If you do get into a thorny discussion about your sexuality, be clear and direct. Use "I" statements, says Winks, such as "I feel insecure in my new body," rather than defensive or accusatory words. Most important, go into these talks with a generous spirit, advises Winks. Seeing the situation from the other person's point of view will help you approach any discussion with more understanding.

Embrace Your New Sex Life

When it comes to sex after parenthood, one of the biggest changes may be less spontaneity. That lusty, do-me-on-the-living-room-floor sex you enjoyed before parenthood is likely in less supply now. Plus, anyone with a small child knows that by the time the kids are in bed, the dishes are done, and you and your partner are finally alone, sleep often wins out over sex. So, one of the biggest things you can do to enhance your new sex life is to make time for it.
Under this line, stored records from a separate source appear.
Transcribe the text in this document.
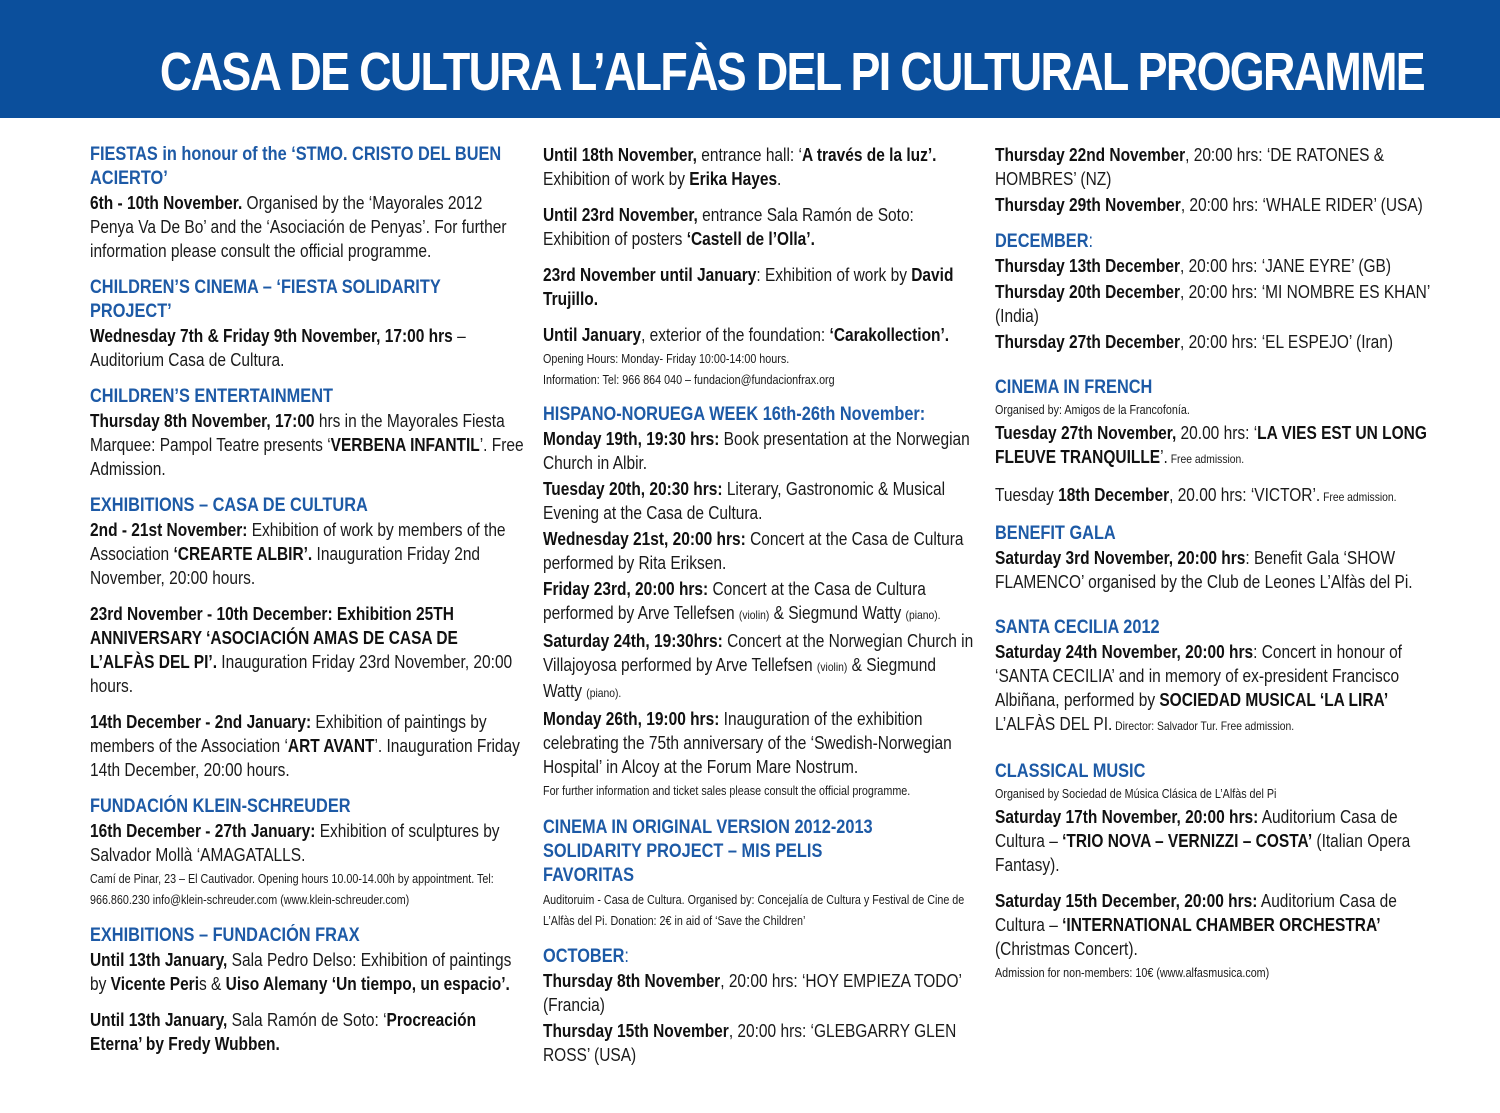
CASA DE CULTURA L’ALFÀS DEL PI CULTURAL PROGRAMME
FIESTAS in honour of the ‘STMO. CRISTO DEL BUEN ACIERTO’
6th - 10th November. Organised by the ‘Mayorales 2012 Penya Va De Bo’ and the ‘Asociación de Penyas’. For further information please consult the official programme.
CHILDREN’S CINEMA – ‘FIESTA SOLIDARITY PROJECT’
Wednesday 7th & Friday 9th November, 17:00 hrs – Auditorium Casa de Cultura.
CHILDREN’S ENTERTAINMENT
Thursday 8th November, 17:00 hrs in the Mayorales Fiesta Marquee: Pampol Teatre presents ‘VERBENA INFANTIL’. Free Admission.
EXHIBITIONS – CASA DE CULTURA
2nd - 21st November: Exhibition of work by members of the Association ‘CREARTE ALBIR’. Inauguration Friday 2nd November, 20:00 hours.
23rd November - 10th December: Exhibition 25TH ANNIVERSARY ‘ASOCIACIÓN AMAS DE CASA DE L’ALFÀS DEL PI’. Inauguration Friday 23rd November, 20:00 hours.
14th December - 2nd January: Exhibition of paintings by members of the Association ‘ART AVANT’. Inauguration Friday 14th December, 20:00 hours.
FUNDACIÓN KLEIN-SCHREUDER
16th December - 27th January: Exhibition of sculptures by Salvador Mollà ‘AMAGATALLS.
Camí de Pinar, 23 – El Cautivador. Opening hours 10.00-14.00h by appointment. Tel: 966.860.230 info@klein-schreuder.com (www.klein-schreuder.com)
EXHIBITIONS – FUNDACIÓN FRAX
Until 13th January, Sala Pedro Delso: Exhibition of paintings by Vicente Peris & Uiso Alemany ‘Un tiempo, un espacio’.
Until 13th January, Sala Ramón de Soto: ‘Procreación Eterna’ by Fredy Wubben.
Until 18th November, entrance hall: ‘A través de la luz’. Exhibition of work by Erika Hayes.
Until 23rd November, entrance Sala Ramón de Soto: Exhibition of posters ‘Castell de l’Olla’.
23rd November until January: Exhibition of work by David Trujillo.
Until January, exterior of the foundation: ‘Carakollection’.
Opening Hours: Monday- Friday 10:00-14:00 hours.
Information: Tel: 966 864 040 – fundacion@fundacionfrax.org
HISPANO-NORUEGA WEEK 16th-26th November:
Monday 19th, 19:30 hrs: Book presentation at the Norwegian Church in Albir.
Tuesday 20th, 20:30 hrs: Literary, Gastronomic & Musical Evening at the Casa de Cultura.
Wednesday 21st, 20:00 hrs: Concert at the Casa de Cultura performed by Rita Eriksen.
Friday 23rd, 20:00 hrs: Concert at the Casa de Cultura performed by Arve Tellefsen (violin) & Siegmund Watty (piano).
Saturday 24th, 19:30hrs: Concert at the Norwegian Church in Villajoyosa performed by Arve Tellefsen (violin) & Siegmund Watty (piano).
Monday 26th, 19:00 hrs: Inauguration of the exhibition celebrating the 75th anniversary of the ‘Swedish-Norwegian Hospital’ in Alcoy at the Forum Mare Nostrum.
For further information and ticket sales please consult the official programme.
CINEMA IN ORIGINAL VERSION 2012-2013 SOLIDARITY PROJECT – MIS PELIS FAVORITAS
Auditoruim - Casa de Cultura. Organised by: Concejalía de Cultura y Festival de Cine de L’Alfàs del Pi. Donation: 2€ in aid of ‘Save the Children’
OCTOBER:
Thursday 8th November, 20:00 hrs: ‘HOY EMPIEZA TODO’ (Francia)
Thursday 15th November, 20:00 hrs: ‘GLEBGARRY GLEN ROSS’ (USA)
Thursday 22nd November, 20:00 hrs: ‘DE RATONES & HOMBRES’ (NZ)
Thursday 29th November, 20:00 hrs: ‘WHALE RIDER’ (USA)
DECEMBER:
Thursday 13th December, 20:00 hrs: ‘JANE EYRE’ (GB)
Thursday 20th December, 20:00 hrs: ‘MI NOMBRE ES KHAN’ (India)
Thursday 27th December, 20:00 hrs: ‘EL ESPEJO’ (Iran)
CINEMA IN FRENCH
Organised by: Amigos de la Francofonía.
Tuesday 27th November, 20.00 hrs: ‘LA VIES EST UN LONG FLEUVE TRANQUILLE’. Free admission.
Tuesday 18th December, 20.00 hrs: ‘VICTOR’. Free admission.
BENEFIT GALA
Saturday 3rd November, 20:00 hrs: Benefit Gala ‘SHOW FLAMENCO’ organised by the Club de Leones L’Alfàs del Pi.
SANTA CECILIA 2012
Saturday 24th November, 20:00 hrs: Concert in honour of ‘SANTA CECILIA’ and in memory of ex-president Francisco Albiñana, performed by SOCIEDAD MUSICAL ‘LA LIRA’ L’ALFÀS DEL PI. Director: Salvador Tur. Free admission.
CLASSICAL MUSIC
Organised by Sociedad de Música Clásica de L’Alfàs del Pi
Saturday 17th November, 20:00 hrs: Auditorium Casa de Cultura – ‘TRIO NOVA – VERNIZZI – COSTA’ (Italian Opera Fantasy).
Saturday 15th December, 20:00 hrs: Auditorium Casa de Cultura – ‘INTERNATIONAL CHAMBER ORCHESTRA’ (Christmas Concert).
Admission for non-members: 10€ (www.alfasmusica.com)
Some people find that scheduling sex works for them, but it's not the only solution. Some other ideas for having more sex after kids:

  • Jump in the shower together for a morning quickie.
  • Have sex during baby's nap time.
  • Talk to a neighbor or friend who might be willing to occasionally swap childcare.

While it might be tempting to disappoint yourself by comparing sex to what it was pre-baby, try not to think of this as a loss, but rather as an opportunity to reinvent your sexual partnership. To emphasize this, Winks suggests exploring other ways to express yourself physically, like massage, taking bubble baths together, and even re-creating those high school make-out sessions in which you kept your clothes on.

The more new sexual roads you travel together, the more your feelings about your body will evolve and your attitudes will shift, says Winks. Your experience of sexual pleasure will be in a continual state of flux. But your right to pleasure is constant, and no one can assert that right as well as you can.